Sentenza di Cassazione Penale Sez. 1 Num. 43858 Anno 2024
Penale Sent. Sez. 1 Num. 43858 Anno 2024
Presidente: COGNOME
Relatore: COGNOME
Data Udienza: 18/10/2024
SENTENZA
sul ricorso proposto da:
COGNOME nato a Bologna il 13/07/1986
avverso l’ordinanza del 7/03/2024 del Giudice per le indagini preliminari del Tribunale di Rimini udita la relazione svolta dal Consigliere NOME COGNOME letta la requisitoria del Sostituto Procuratore generale, NOME COGNOME che ha concluso chiedendo il rigetto del ricorso.
RITENUTO IN FATTO
Con il provvedimento impugnato, il Giudice per le indagini preliminari del Tribunale di Rimini, in funzione di giudice dell’esecuzione, ha rigettato, de plano, la richiesta di revoca del decreto penale di condanna n. 845/2023, emesso nei confronti di NOME COGNOME in data 11 agosto 2023 o, in via gradata, di rimessione nel termine per proporre opposizione.

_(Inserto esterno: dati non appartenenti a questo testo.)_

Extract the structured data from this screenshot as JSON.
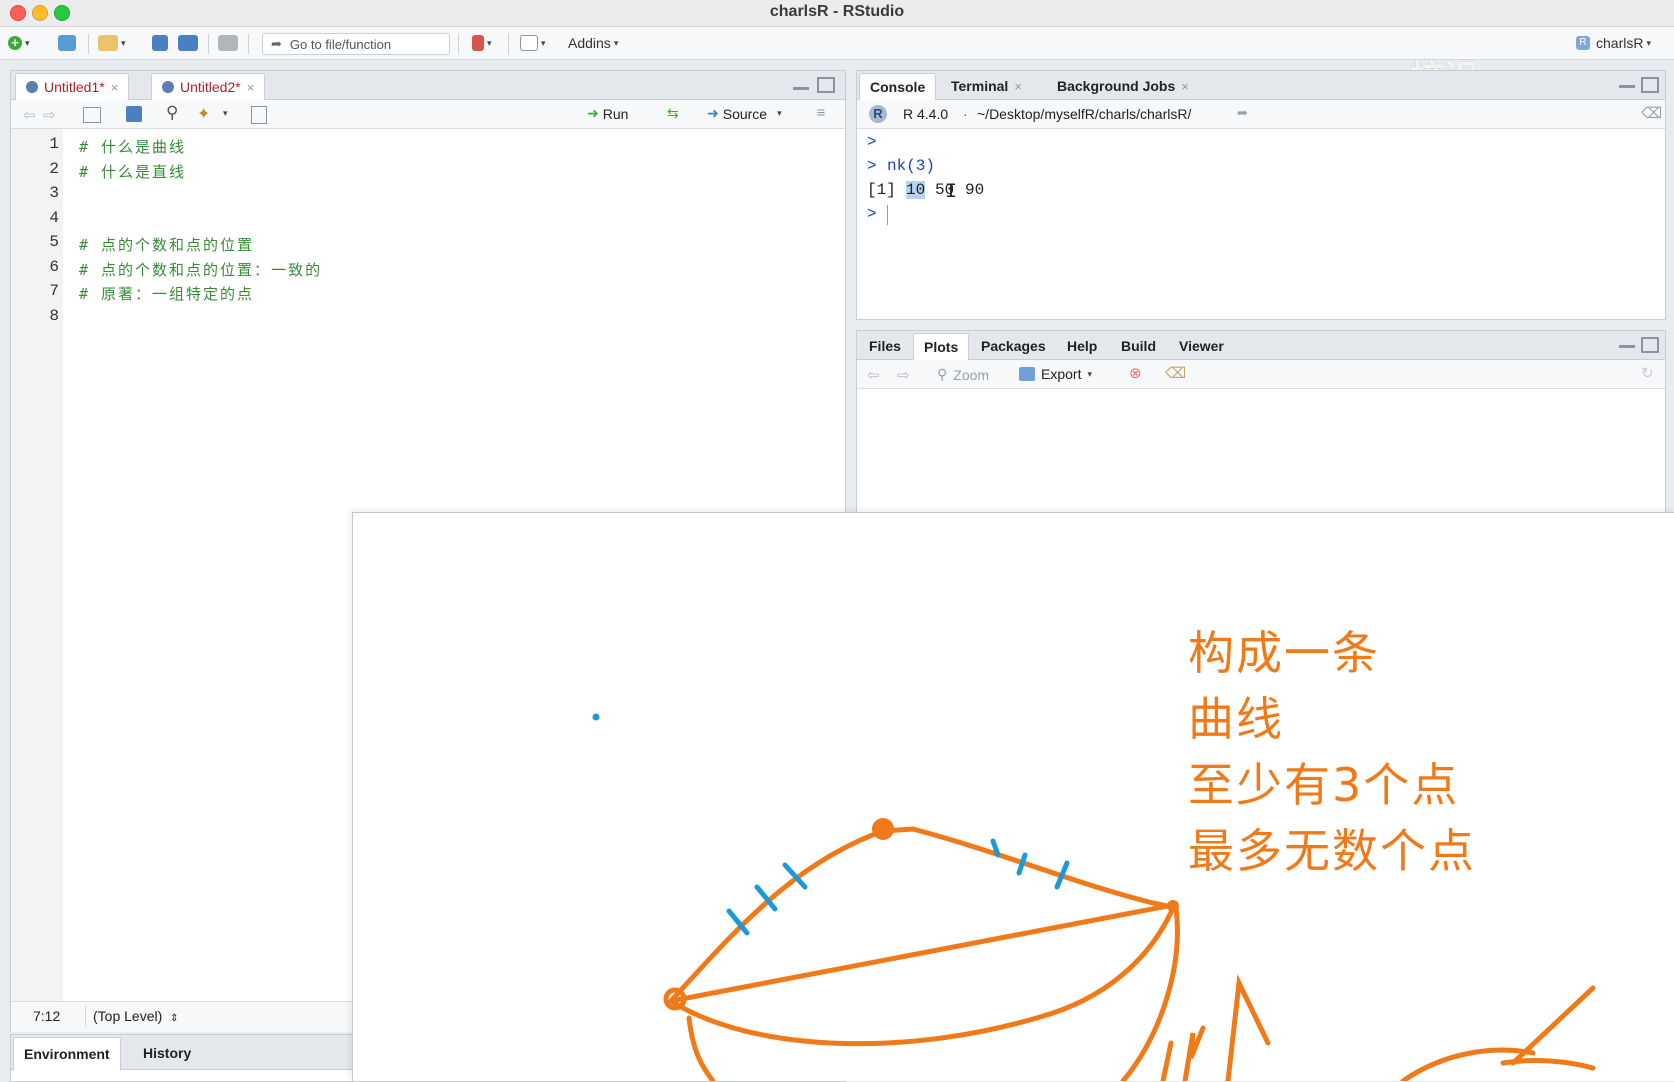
{
  "window": {
    "title": "charlsR - RStudio"
  },
  "toolbar": {
    "goto_label": "Go to file/function",
    "addins_label": "Addins",
    "project_label": "charlsR"
  },
  "watermark": "校识",
  "editor": {
    "tabs": [
      {
        "label": "Untitled1*"
      },
      {
        "label": "Untitled2*"
      }
    ],
    "run_label": "Run",
    "source_label": "Source",
    "line_numbers": [
      "1",
      "2",
      "3",
      "4",
      "5",
      "6",
      "7",
      "8"
    ],
    "lines": [
      "# 什么是曲线",
      "# 什么是直线",
      "",
      "",
      "# 点的个数和点的位置",
      "# 点的个数和点的位置：一致的",
      "# 原著：一组特定的点",
      ""
    ],
    "status_position": "7:12",
    "status_scope": "(Top Level)"
  },
  "env_tabs": [
    {
      "label": "Environment"
    },
    {
      "label": "History"
    }
  ],
  "console": {
    "tabs": [
      {
        "label": "Console"
      },
      {
        "label": "Terminal"
      },
      {
        "label": "Background Jobs"
      }
    ],
    "r_version": "R 4.4.0",
    "path": "~/Desktop/myselfR/charls/charlsR/",
    "prompt": ">",
    "command": "nk(3)",
    "output_index": "[1]",
    "output_values": [
      "10",
      "50",
      "90"
    ]
  },
  "files_pane": {
    "tabs": [
      {
        "label": "Files"
      },
      {
        "label": "Plots"
      },
      {
        "label": "Packages"
      },
      {
        "label": "Help"
      },
      {
        "label": "Build"
      },
      {
        "label": "Viewer"
      }
    ],
    "zoom_label": "Zoom",
    "export_label": "Export"
  },
  "whiteboard": {
    "notes": [
      "构成一条",
      "曲线",
      "至少有3个点",
      "最多无数个点"
    ],
    "stroke_color": "#f07a1a",
    "tick_color": "#1a9ad8"
  }
}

Propone tempestivo ricorso per cassazione il condannato, per il tramite del difensore di fiducia, avv. NOME COGNOME denunciando tre vizi, con i motivi di seguito riassunti nei limiti di cui all’art. 173 disp. att. cod. proc. pen.

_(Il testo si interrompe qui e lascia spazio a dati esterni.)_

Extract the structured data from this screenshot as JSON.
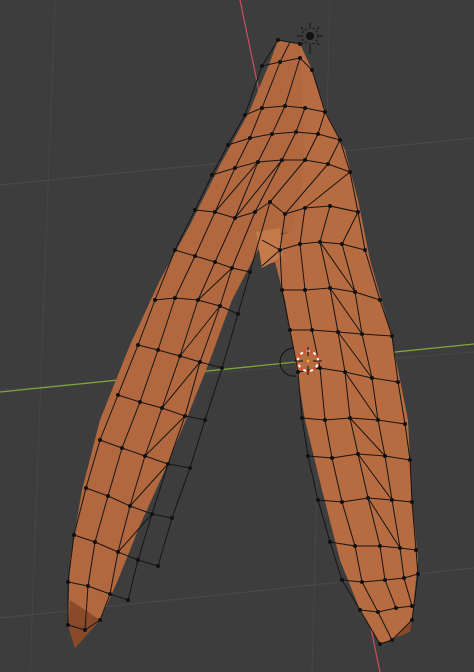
{
  "viewport": {
    "background_color": "#3d3d3d",
    "grid_color": "#4a4a4a",
    "x_axis_color": "#7fa63a",
    "y_axis_color": "#c9505c",
    "mesh_fill_color": "#b2683f",
    "mesh_shadow_color": "#8a4a2a",
    "wire_color": "#151515",
    "cursor_color": "#e34a2b"
  },
  "objects": {
    "mesh_name": "mesh-object",
    "light_icon": "light-icon",
    "cursor_icon": "3d-cursor-icon",
    "origin_icon": "object-origin-icon"
  }
}
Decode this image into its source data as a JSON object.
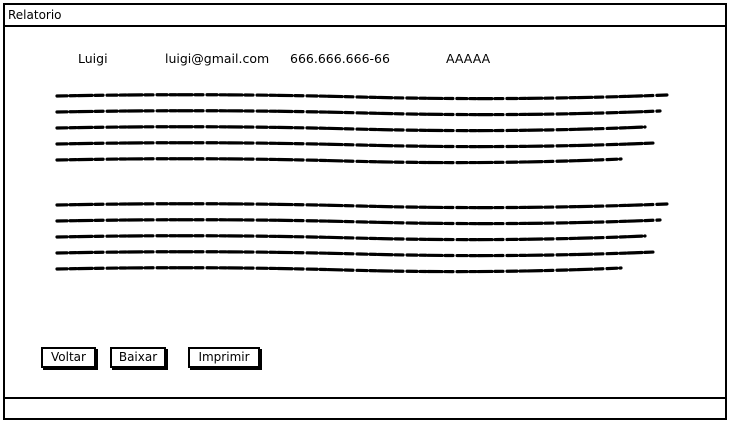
{
  "window": {
    "title": "Relatorio"
  },
  "record": {
    "name": "Luigi",
    "email": "luigi@gmail.com",
    "phone": "666.666.666-66",
    "code": "AAAAA"
  },
  "actions": {
    "back_label": "Voltar",
    "download_label": "Baixar",
    "print_label": "Imprimir"
  }
}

2.1. Il primo motivo denuncia inosservanza di norme processuali in relazione agli artt. 127, 666 cod. proc. pen., con nullità assoluta ex art 178 lett. c) cod. proc. pen. del provvedimento oggetto di impugnazione.
L’ordinanza di rigetto dell’istanza finalizzata ad ottenere, in via principale, la revoca del decreto penale di condanna, emesso in data 11 agosto 2023 e, in via subordinata, la restituzione nel termine per proporre opposizione, veniva pronunciata de plano, senza la fissazione della camera di consiglio al di fuori delle ipotesi previste dall’ad 666, comma 2, cod. proc. pen.
Tale norma consente di procedere in assenza di contraddittorio solo quando l’istanza manchi dei requisiti previsti dalla legge e la presa d’atto di tale carenza non richieda accertamenti di tipo cognitivo, né valutazioni discrezionali a differenza di quanto avvenuto nel caso in esame.
Invero, con il provvedimento impugnato, il giudice dell’esecuzione quanto alla richiesta di revoca del decreto penale, ha verificato la dedotta impossibilità di notificazione dello stesso decreto presso il domicilio dichiarato dall’imputato, circostanza che ne avrebbe dovuto comportare la revoca, secondo l’istante, ai sensi dell’art. 460, comma 4, cod. proc. pen.
Dunque, il giudice dell’esecuzione non si è limitato a rilevare la manifesta infondatezza dell’istanza ma l’ha rigettata nel merito, a seguito di accertamenti di tipo cognitivo in ordine ai presupposti di fatto della fattispecie processuale sottoposta al suo vaglio.
Si è, infatti, valutata l’incongruità della intervenuta modifica dell’indirizzo per le notificazioni, con attivazione del servizio “seguimi” di Poste Italiane, reputato finalizzato a far pervenire solo la corrispondenza diversa dagli atti giudiziari, dunque considerando tale indicazione non rilevante ai fini della validità della notificazione al luogo di residenza del decreto penale di condanna, ponendo in essere attività cognitiva quanto agli atti e al merito della proposta richiesta di revoca.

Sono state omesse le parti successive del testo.